Something that occasionally bothers me about being at college instead of at home is the relative lack of seasonal cheer and festivities. It feels like I leave during the summer, and then I spend four months at school just doing school things, and then I come back home and suddenly it’s Christmas time. I find myself asking: where did autumn go? So since it’s been fall break the last few days and I had some spare time, I decided to spice things up a bit and make sure I don’t miss the season this year. I bought things like apple cinnamon spice tea, candy corn, some fall decorations, and things to make toasted pecans.
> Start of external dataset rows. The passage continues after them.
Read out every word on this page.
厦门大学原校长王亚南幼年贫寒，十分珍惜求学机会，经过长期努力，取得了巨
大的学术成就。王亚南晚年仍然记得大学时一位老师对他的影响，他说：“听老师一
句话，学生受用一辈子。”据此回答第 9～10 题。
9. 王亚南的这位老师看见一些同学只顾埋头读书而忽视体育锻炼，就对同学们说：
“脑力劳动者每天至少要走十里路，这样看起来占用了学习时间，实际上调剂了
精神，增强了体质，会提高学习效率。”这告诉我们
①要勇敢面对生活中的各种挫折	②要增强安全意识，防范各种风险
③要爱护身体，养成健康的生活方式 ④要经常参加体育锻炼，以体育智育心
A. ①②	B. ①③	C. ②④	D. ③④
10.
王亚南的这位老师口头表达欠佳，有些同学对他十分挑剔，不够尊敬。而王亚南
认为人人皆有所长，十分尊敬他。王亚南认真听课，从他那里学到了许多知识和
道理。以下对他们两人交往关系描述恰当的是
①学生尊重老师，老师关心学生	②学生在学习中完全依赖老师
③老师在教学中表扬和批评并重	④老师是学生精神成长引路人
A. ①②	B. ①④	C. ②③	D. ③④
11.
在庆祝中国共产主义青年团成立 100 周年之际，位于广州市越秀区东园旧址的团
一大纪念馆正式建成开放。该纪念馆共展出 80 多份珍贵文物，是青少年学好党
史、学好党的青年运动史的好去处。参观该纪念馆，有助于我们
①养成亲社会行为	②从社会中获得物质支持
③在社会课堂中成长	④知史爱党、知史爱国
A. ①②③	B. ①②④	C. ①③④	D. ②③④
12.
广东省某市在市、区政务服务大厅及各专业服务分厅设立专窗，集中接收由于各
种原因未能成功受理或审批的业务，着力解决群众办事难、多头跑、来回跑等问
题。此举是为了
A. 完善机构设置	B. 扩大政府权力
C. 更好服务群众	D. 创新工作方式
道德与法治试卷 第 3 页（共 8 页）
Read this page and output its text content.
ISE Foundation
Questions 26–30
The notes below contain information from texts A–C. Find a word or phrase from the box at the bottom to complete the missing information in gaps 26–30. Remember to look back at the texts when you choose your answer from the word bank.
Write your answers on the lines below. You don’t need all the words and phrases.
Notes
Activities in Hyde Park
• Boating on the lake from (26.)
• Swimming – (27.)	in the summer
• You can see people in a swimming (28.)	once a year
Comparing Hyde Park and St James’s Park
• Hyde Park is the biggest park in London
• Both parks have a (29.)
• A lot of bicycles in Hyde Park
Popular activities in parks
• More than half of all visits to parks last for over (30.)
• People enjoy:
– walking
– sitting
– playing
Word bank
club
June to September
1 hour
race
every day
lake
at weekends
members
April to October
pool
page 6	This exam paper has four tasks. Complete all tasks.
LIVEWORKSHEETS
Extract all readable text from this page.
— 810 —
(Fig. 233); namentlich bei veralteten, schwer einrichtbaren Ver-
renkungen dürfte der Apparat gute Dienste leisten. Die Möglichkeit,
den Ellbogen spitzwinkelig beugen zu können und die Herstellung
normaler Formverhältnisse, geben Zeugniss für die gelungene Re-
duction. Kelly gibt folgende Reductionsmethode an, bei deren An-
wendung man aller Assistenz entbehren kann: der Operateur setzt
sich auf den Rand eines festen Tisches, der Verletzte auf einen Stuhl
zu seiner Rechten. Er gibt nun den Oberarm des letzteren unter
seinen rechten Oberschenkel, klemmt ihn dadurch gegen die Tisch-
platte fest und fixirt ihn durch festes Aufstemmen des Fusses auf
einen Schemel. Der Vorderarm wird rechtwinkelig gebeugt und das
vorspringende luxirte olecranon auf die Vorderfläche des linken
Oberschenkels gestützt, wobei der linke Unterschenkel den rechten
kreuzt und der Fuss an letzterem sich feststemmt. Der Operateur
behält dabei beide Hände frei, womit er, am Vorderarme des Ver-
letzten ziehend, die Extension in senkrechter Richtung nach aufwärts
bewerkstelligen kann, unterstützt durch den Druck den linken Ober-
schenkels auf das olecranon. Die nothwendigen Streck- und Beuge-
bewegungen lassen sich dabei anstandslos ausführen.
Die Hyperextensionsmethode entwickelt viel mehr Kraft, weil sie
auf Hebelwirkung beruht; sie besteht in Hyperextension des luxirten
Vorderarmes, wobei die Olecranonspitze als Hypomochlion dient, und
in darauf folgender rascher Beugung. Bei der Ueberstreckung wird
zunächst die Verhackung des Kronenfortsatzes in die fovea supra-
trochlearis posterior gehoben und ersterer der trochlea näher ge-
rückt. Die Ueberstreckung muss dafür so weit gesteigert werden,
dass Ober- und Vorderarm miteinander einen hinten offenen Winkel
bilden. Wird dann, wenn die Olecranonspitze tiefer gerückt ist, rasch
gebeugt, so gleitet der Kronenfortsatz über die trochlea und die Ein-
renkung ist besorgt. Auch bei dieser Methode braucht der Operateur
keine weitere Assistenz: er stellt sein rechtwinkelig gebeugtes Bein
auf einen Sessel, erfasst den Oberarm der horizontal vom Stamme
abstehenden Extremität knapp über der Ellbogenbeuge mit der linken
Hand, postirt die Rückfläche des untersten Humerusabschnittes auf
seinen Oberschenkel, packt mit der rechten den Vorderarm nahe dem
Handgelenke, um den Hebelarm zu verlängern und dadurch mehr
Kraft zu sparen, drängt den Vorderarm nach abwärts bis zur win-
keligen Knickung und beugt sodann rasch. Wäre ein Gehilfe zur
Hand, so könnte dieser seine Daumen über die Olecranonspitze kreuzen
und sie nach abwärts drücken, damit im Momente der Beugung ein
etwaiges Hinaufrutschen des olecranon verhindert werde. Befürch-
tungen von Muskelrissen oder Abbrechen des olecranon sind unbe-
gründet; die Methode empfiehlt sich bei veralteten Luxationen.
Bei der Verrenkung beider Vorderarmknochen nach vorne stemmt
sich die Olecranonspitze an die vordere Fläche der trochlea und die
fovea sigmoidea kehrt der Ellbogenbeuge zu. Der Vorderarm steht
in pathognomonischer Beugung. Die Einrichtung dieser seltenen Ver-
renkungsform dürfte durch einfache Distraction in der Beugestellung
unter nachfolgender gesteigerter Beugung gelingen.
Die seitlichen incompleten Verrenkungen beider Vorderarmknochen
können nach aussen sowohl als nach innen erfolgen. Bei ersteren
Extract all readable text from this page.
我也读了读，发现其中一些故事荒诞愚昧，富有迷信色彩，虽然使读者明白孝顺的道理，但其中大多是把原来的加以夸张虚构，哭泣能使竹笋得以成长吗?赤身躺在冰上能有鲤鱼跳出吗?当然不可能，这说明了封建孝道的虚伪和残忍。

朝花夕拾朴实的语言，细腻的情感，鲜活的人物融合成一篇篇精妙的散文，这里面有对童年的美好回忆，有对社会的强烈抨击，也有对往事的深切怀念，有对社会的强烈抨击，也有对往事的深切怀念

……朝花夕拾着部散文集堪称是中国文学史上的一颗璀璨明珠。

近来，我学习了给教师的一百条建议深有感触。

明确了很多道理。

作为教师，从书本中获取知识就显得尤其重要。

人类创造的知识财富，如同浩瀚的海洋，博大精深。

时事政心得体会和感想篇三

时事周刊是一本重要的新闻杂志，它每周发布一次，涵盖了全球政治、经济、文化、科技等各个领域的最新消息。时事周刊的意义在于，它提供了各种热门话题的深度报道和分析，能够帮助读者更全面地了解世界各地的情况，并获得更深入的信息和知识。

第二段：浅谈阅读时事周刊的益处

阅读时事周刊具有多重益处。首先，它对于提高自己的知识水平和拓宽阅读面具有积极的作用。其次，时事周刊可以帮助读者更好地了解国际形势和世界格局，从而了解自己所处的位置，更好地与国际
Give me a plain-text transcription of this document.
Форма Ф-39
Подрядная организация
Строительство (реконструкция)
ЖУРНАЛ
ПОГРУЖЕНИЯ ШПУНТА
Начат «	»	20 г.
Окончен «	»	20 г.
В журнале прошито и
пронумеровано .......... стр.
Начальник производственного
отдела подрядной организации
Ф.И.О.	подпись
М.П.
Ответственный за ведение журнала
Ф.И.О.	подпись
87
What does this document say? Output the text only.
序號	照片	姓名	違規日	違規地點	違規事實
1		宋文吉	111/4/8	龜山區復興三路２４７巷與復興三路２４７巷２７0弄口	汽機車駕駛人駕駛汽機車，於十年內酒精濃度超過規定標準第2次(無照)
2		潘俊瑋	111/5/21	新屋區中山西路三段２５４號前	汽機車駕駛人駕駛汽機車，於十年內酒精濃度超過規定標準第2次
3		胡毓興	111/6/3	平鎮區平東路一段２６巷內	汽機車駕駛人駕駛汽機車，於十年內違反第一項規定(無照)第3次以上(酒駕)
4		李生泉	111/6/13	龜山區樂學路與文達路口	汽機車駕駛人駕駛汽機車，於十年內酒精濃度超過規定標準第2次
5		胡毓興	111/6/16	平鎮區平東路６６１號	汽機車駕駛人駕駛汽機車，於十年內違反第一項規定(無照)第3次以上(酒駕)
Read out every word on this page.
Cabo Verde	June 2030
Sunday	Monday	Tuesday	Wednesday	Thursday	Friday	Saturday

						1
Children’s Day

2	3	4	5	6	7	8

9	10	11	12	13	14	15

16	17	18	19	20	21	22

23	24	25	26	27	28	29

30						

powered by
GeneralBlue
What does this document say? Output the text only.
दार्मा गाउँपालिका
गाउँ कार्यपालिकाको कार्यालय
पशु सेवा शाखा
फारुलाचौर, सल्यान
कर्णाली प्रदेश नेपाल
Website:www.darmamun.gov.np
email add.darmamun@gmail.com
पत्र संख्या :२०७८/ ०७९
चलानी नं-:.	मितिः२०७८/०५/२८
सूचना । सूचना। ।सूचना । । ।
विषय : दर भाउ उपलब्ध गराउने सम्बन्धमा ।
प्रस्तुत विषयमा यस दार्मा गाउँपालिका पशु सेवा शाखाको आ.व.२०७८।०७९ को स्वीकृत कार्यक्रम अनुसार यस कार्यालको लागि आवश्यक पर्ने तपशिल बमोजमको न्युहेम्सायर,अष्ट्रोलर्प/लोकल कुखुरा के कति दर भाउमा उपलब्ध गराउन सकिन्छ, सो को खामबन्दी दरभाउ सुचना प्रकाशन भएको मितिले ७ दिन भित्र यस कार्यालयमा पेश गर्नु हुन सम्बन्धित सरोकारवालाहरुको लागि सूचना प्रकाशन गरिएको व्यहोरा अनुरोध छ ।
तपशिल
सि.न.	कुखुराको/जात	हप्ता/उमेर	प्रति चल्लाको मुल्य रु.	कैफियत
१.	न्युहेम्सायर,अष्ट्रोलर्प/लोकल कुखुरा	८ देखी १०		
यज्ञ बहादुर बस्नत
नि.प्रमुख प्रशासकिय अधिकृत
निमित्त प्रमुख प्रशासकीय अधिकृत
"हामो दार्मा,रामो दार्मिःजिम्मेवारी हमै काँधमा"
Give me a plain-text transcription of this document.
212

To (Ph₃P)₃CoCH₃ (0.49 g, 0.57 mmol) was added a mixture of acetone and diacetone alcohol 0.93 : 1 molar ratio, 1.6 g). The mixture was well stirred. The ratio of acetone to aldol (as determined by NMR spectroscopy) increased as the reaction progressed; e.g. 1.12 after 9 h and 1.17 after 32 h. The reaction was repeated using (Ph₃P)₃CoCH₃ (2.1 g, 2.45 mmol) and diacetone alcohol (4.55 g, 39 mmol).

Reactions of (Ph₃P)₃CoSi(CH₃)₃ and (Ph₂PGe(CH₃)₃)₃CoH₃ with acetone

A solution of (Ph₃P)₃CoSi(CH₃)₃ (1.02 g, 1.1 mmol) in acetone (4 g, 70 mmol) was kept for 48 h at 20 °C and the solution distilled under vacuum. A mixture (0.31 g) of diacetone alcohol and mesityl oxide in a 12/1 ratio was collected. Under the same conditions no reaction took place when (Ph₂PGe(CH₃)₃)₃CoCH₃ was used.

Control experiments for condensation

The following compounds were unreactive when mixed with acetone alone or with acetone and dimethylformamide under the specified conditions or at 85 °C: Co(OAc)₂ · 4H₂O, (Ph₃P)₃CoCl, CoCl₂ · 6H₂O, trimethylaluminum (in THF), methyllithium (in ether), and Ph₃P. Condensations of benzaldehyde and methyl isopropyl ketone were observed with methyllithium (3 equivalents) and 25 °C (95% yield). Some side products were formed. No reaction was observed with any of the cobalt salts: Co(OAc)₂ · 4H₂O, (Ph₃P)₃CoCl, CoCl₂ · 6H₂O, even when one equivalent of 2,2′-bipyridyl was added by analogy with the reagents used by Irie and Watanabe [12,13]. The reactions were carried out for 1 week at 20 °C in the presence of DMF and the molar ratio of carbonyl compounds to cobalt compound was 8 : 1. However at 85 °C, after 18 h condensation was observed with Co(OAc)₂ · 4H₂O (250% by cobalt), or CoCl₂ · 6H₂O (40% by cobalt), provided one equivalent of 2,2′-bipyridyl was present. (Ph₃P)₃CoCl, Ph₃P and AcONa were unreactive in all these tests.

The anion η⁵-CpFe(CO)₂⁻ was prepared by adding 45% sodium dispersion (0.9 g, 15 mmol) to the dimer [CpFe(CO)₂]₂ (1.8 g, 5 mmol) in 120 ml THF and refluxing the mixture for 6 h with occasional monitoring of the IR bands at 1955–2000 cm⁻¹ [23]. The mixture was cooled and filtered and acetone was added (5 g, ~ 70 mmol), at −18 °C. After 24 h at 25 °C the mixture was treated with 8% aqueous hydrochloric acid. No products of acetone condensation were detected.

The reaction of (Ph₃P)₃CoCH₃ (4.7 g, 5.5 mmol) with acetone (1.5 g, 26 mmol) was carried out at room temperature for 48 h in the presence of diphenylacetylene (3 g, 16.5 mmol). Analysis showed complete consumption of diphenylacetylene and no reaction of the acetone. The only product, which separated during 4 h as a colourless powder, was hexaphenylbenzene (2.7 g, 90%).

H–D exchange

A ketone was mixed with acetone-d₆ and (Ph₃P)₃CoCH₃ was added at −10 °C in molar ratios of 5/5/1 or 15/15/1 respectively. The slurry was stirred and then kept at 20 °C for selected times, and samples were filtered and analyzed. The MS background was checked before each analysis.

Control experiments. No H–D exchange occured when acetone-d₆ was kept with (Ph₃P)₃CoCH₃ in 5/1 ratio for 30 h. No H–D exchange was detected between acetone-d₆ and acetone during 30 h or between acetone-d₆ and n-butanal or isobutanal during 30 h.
My roommate also got a pumpkin for the windowsill. 



Now, it’s officially autumn in Akin Hall!


And beyond our cozy room, the dining hall serves a lot of seasonal desserts like pumpkin mousse and carrot cake and maple cookies. Maggie’s, the on-campus convenience store and cafĂ©, starts advertising pumpkin lattes and suchlike. Sometimes people go to a pumpkin farm on Sauvie Island nearby where there’s apparently a corn maze (though I’ve never been). Sometimes people dress up for Halloween and come to class in costume. Last year, I was Rose Tyler from Doctor Who. I don't know about this year though.

My roommate went home for the break, so it’s been pretty quiet. I actually didn’t feel like I had that much homework, but maybe that’s because it was the kind of homework that didn’t feel like homework, you know? I’m reading King Lear for English right now, and it’s just so much fun that it’s not work. I’ve read it once before, and I’ve seen a production of it at the Oregon Shakespeare Festival in Ashland, so I’m already sort of familiar with it. It’s fantastic to just slowly meander through it again and tease out all the details and themes and really get to know the characters. I love being an English major… Here’s an example of something we read and discussed in my English class a few weeks ago.



It’s a poem called “The Wanderer” translated from Old English. It deals with ideas of transience and the fleetingness of life and, as my professor says, it has a very ‘post-apocalyptic’ feel to it. Very melancholy, very eerie and haunting. To be honest, I actually didn’t get that much out of it on my first reading, but my professor led such a wonderful discussion that I learned a lot from him and my classmates, and even ended up contributing to the discussion. By the end of class, the poem ranked among my favorites. Reading literature and poetry is so much better when one gets to discuss it afterwards.